永井龍男の災難

 私は永井龍男文化勲章をとるほどの作家かどうか疑わしいと思っている。当時、左翼作家が多くて勲章を辞退した結果、永井に回ってきたのだろう。

 その永井が1974年から76年1月まで『小説新潮』に連載した身辺雑記『身辺すごろく』の最後の回を読んでいたら、永井が鎌倉での知り合いの死去に際して「彼ほど波乱の多い人生を送ったものはいないだろう」(大意)と書いたら(これは林房雄のことだろう)、ある人から手紙が来て、「私のほうが波乱の人生でした。妻の病気で困っているとき、あなたに金屏風を売ろうとして(以上大意)あなたに冷酷な、茶化し的返事をもらったのを忘れていません」とあった。
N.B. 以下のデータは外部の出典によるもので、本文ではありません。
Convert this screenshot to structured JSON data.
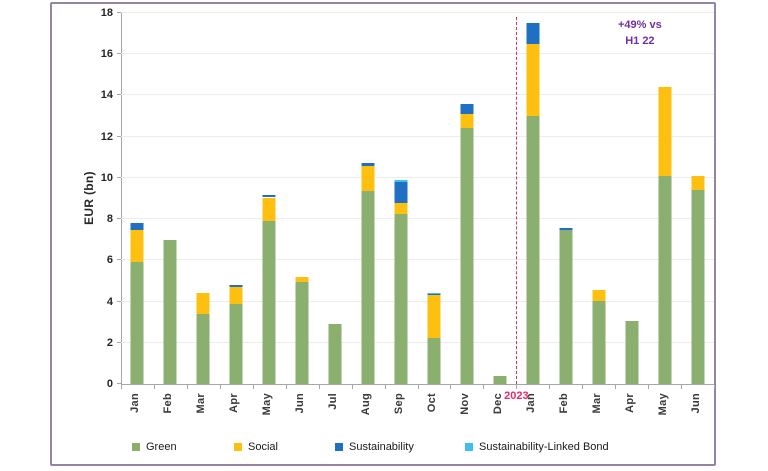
{
  "chart_data": {
    "type": "bar",
    "stacked": true,
    "title": "",
    "ylabel": "EUR (bn)",
    "ylim": [
      0,
      18
    ],
    "ytick_step": 2,
    "yticks": [
      0,
      2,
      4,
      6,
      8,
      10,
      12,
      14,
      16,
      18
    ],
    "grid": "horizontal",
    "legend_position": "bottom",
    "categories": [
      "Jan",
      "Feb",
      "Mar",
      "Apr",
      "May",
      "Jun",
      "Jul",
      "Aug",
      "Sep",
      "Oct",
      "Nov",
      "Dec",
      "Jan",
      "Feb",
      "Mar",
      "Apr",
      "May",
      "Jun"
    ],
    "series": [
      {
        "name": "Green",
        "color": "#8BAF6E",
        "values": [
          5.9,
          7.0,
          3.4,
          3.9,
          7.9,
          4.95,
          2.9,
          9.35,
          8.25,
          2.25,
          12.4,
          0.4,
          13.0,
          7.45,
          4.05,
          3.05,
          10.1,
          9.4
        ]
      },
      {
        "name": "Social",
        "color": "#FDC010",
        "values": [
          1.55,
          0,
          1.0,
          0.8,
          1.15,
          0.25,
          0,
          1.25,
          0.55,
          2.05,
          0.7,
          0,
          3.5,
          0,
          0.5,
          0,
          4.3,
          0.7
        ]
      },
      {
        "name": "Sustainability",
        "color": "#1F70C2",
        "values": [
          0.35,
          0,
          0,
          0.1,
          0.1,
          0,
          0,
          0.1,
          1.0,
          0.05,
          0.5,
          0,
          1.0,
          0.1,
          0,
          0,
          0,
          0
        ]
      },
      {
        "name": "Sustainability-Linked Bond",
        "color": "#3FBFEF",
        "values": [
          0,
          0,
          0,
          0,
          0,
          0,
          0,
          0,
          0.1,
          0.05,
          0,
          0,
          0,
          0,
          0,
          0,
          0,
          0
        ]
      }
    ],
    "divider": {
      "after_index": 11,
      "label": "2023",
      "color": "#E42A6A"
    },
    "annotation": {
      "line1": "+49% vs",
      "line2": "H1 22",
      "color": "#7030A0"
    }
  },
  "style_colors": {
    "frame_border": "#9384A2",
    "gridline": "#ECECEC",
    "axis_line": "#A6A6A6",
    "axis_text": "#262626"
  }
}
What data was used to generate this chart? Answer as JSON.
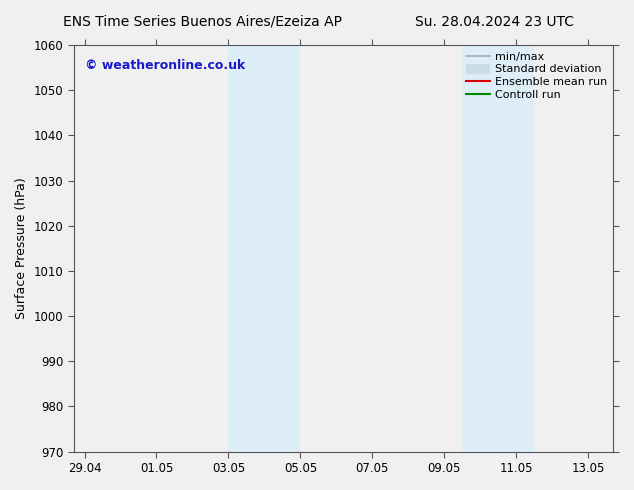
{
  "title_left": "ENS Time Series Buenos Aires/Ezeiza AP",
  "title_right": "Su. 28.04.2024 23 UTC",
  "ylabel": "Surface Pressure (hPa)",
  "ylim": [
    970,
    1060
  ],
  "yticks": [
    970,
    980,
    990,
    1000,
    1010,
    1020,
    1030,
    1040,
    1050,
    1060
  ],
  "xlim_start": -0.3,
  "xlim_end": 14.7,
  "xtick_positions": [
    0,
    2,
    4,
    6,
    8,
    10,
    12,
    14
  ],
  "xtick_labels": [
    "29.04",
    "01.05",
    "03.05",
    "05.05",
    "07.05",
    "09.05",
    "11.05",
    "13.05"
  ],
  "shaded_bands": [
    {
      "x_start": 4.0,
      "x_end": 6.0
    },
    {
      "x_start": 10.5,
      "x_end": 12.5
    }
  ],
  "shaded_color": "#ddeef8",
  "background_color": "#f0f0f0",
  "plot_bg_color": "#f0f0f0",
  "watermark_text": "© weatheronline.co.uk",
  "watermark_color": "#1a1acc",
  "legend_items": [
    {
      "label": "min/max",
      "color": "#aaaaaa",
      "lw": 1.2,
      "style": "line"
    },
    {
      "label": "Standard deviation",
      "color": "#c8dde8",
      "lw": 7,
      "style": "band"
    },
    {
      "label": "Ensemble mean run",
      "color": "#dd0000",
      "lw": 1.5,
      "style": "line"
    },
    {
      "label": "Controll run",
      "color": "#008800",
      "lw": 1.5,
      "style": "line"
    }
  ],
  "title_fontsize": 10,
  "tick_fontsize": 8.5,
  "ylabel_fontsize": 9,
  "watermark_fontsize": 9,
  "legend_fontsize": 8
}
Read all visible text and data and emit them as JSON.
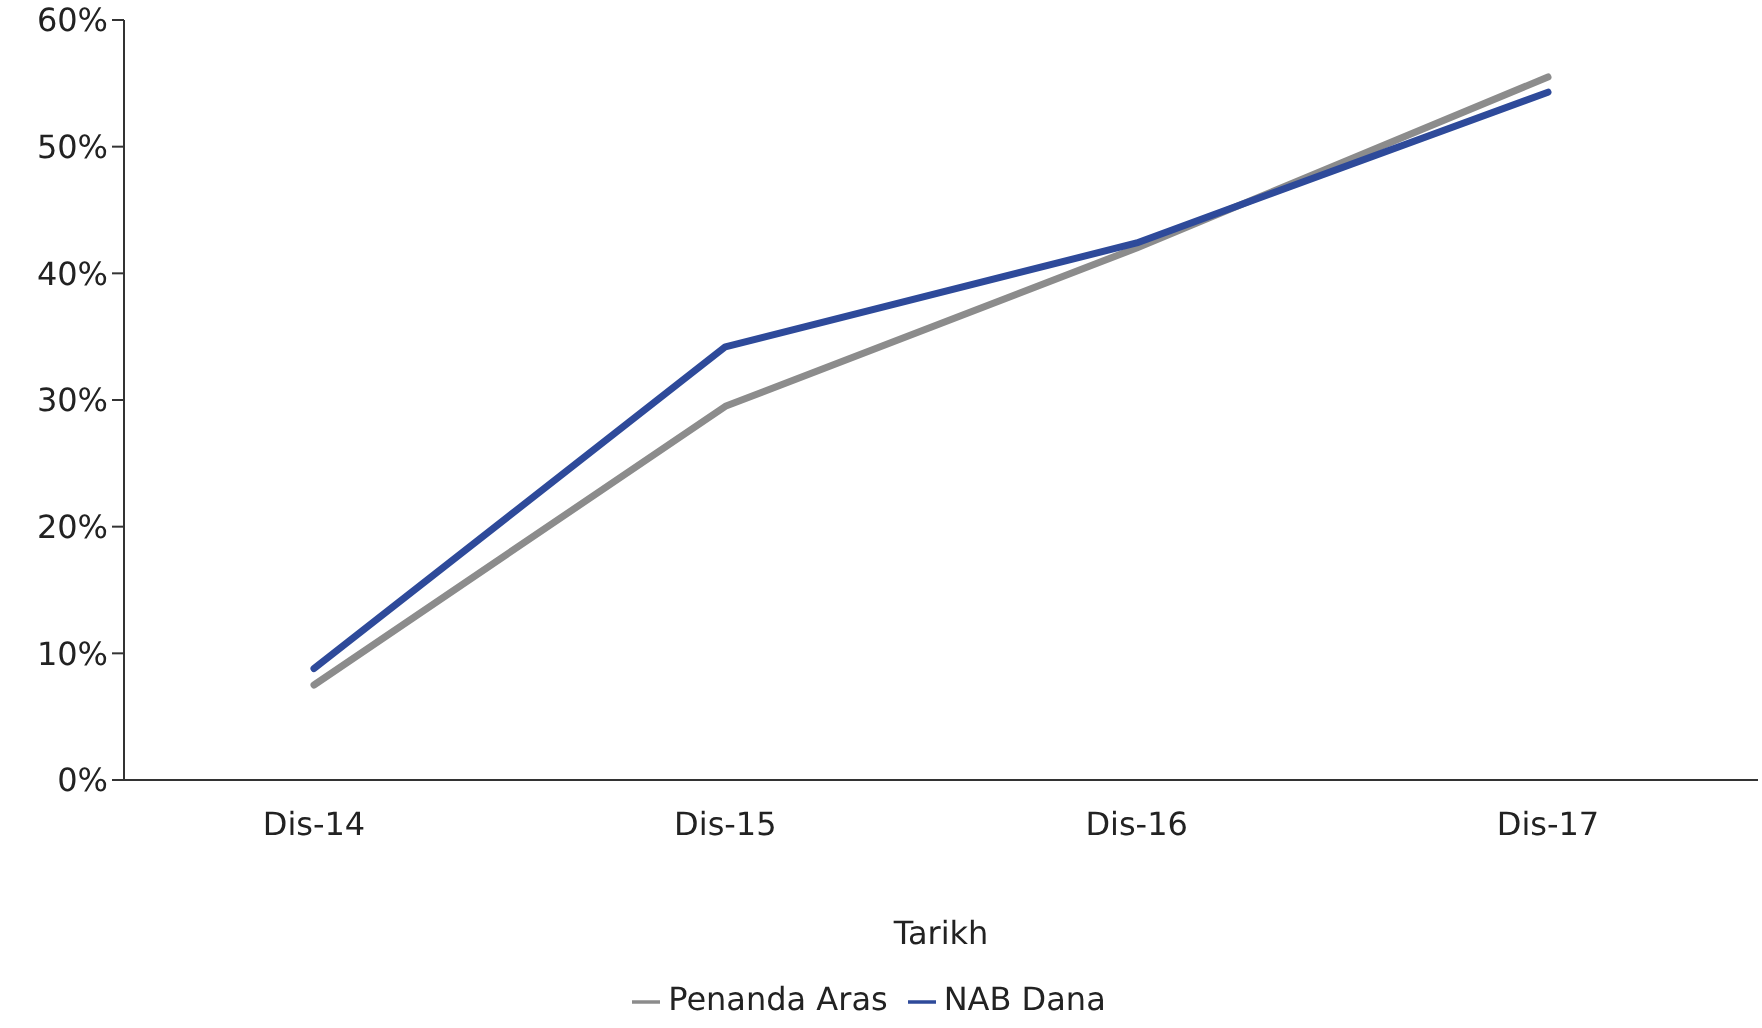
{
  "chart_data": {
    "type": "line",
    "xlabel": "Tarikh",
    "categories": [
      "Dis-14",
      "Dis-15",
      "Dis-16",
      "Dis-17"
    ],
    "series": [
      {
        "name": "Penanda Aras",
        "color": "#8c8c8c",
        "values": [
          7.5,
          29.5,
          42,
          55.5
        ]
      },
      {
        "name": "NAB Dana",
        "color": "#2e4a9a",
        "values": [
          8.8,
          34.2,
          42.4,
          54.3
        ]
      }
    ],
    "ylim": [
      0,
      60
    ],
    "yticks": [
      {
        "value": 0,
        "label": "0%"
      },
      {
        "value": 10,
        "label": "10%"
      },
      {
        "value": 20,
        "label": "20%"
      },
      {
        "value": 30,
        "label": "30%"
      },
      {
        "value": 40,
        "label": "40%"
      },
      {
        "value": 50,
        "label": "50%"
      },
      {
        "value": 60,
        "label": "60%"
      }
    ],
    "grid": false,
    "legend": "bottom",
    "marker": "none",
    "line_style": "solid"
  }
}
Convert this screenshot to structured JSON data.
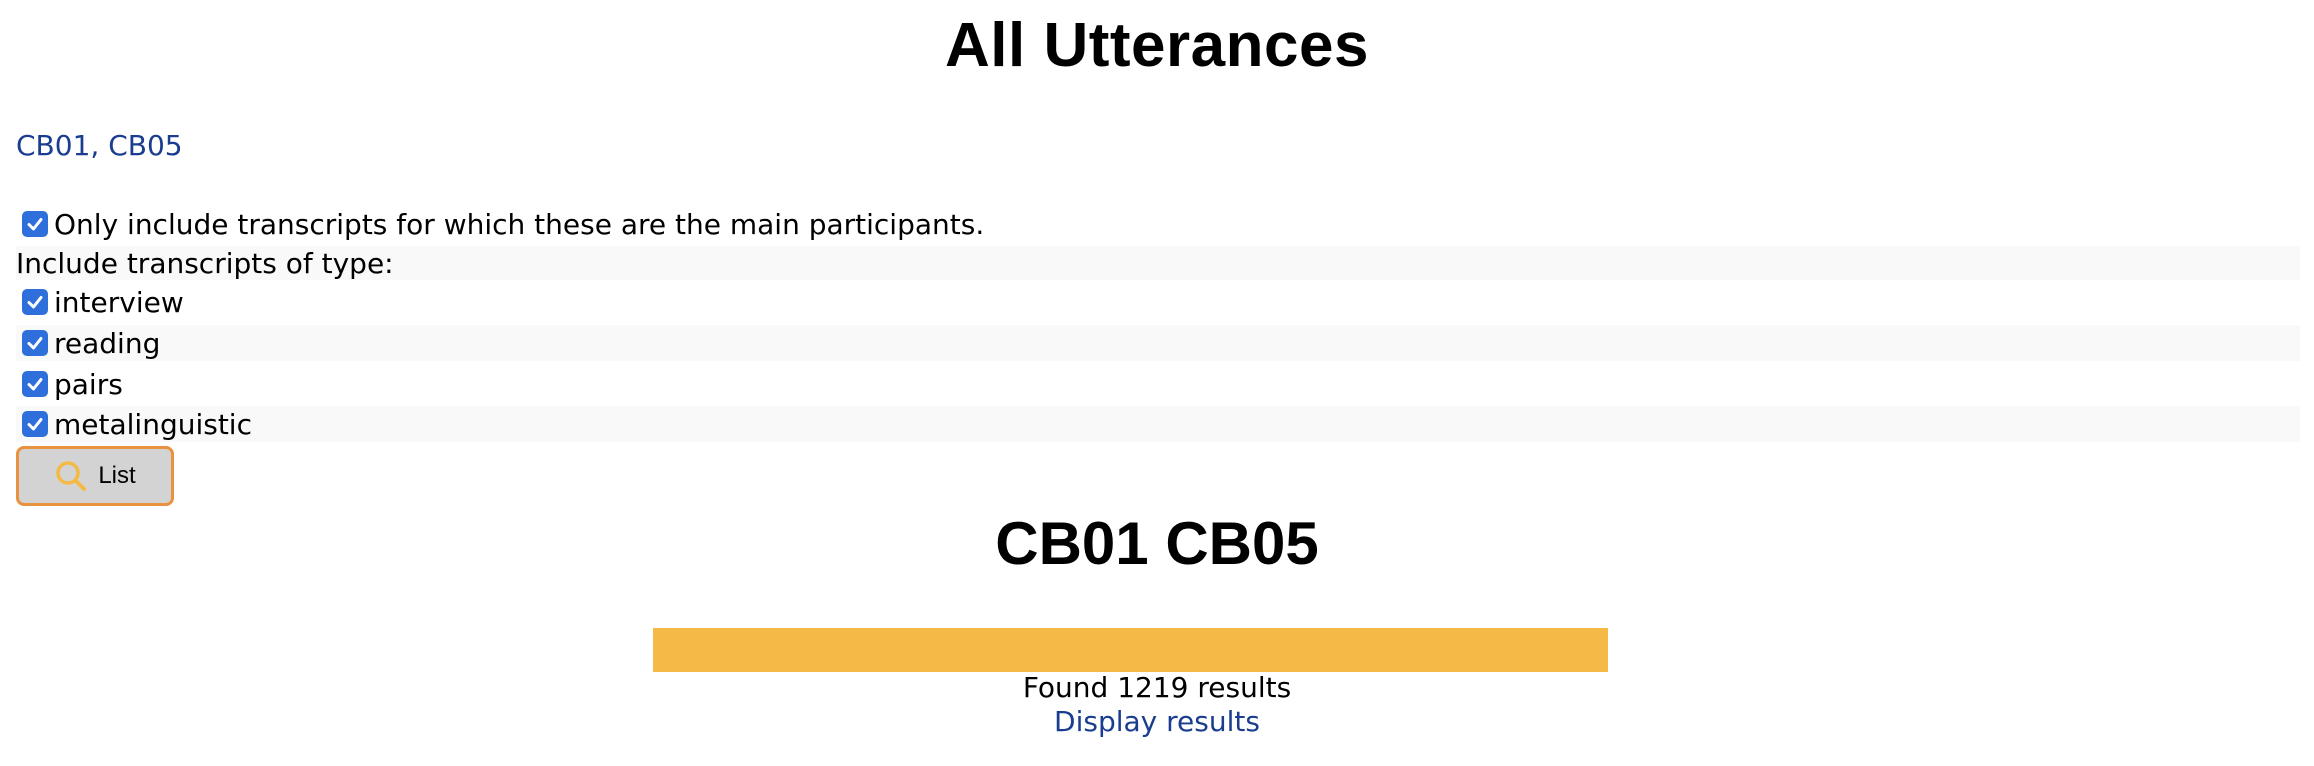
{
  "page": {
    "title": "All Utterances"
  },
  "participants_link": "CB01, CB05",
  "options": {
    "main_participants_label": "Only include transcripts for which these are the main participants.",
    "main_participants_checked": true,
    "types_label": "Include transcripts of type:",
    "types": [
      {
        "label": "interview",
        "checked": true
      },
      {
        "label": "reading",
        "checked": true
      },
      {
        "label": "pairs",
        "checked": true
      },
      {
        "label": "metalinguistic",
        "checked": true
      }
    ]
  },
  "list_button": {
    "label": "List",
    "icon": "search-icon"
  },
  "results": {
    "heading": "CB01 CB05",
    "progress_fraction": 1.0,
    "count_text": "Found 1219 results",
    "display_link": "Display results"
  },
  "colors": {
    "link": "#1a3d8f",
    "checkbox": "#2f6fdc",
    "progress": "#f5b945",
    "button_border": "#e8913f",
    "button_bg": "#d3d3d3"
  }
}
これは五年前に、永井がある宿に泊まったら金屏風が立ててあり、そこから何だか金が漂い出してくるような気がして、金屏風を手に入れたいと思っていると新聞に随筆を書いたら、二人の人から金屏風を売りたいという手紙が来て、その人には丁重な断りの手紙を書いたということで、永井は慌てて、釈明の手紙を書いたという。人間、どこで何があるか分からないものである。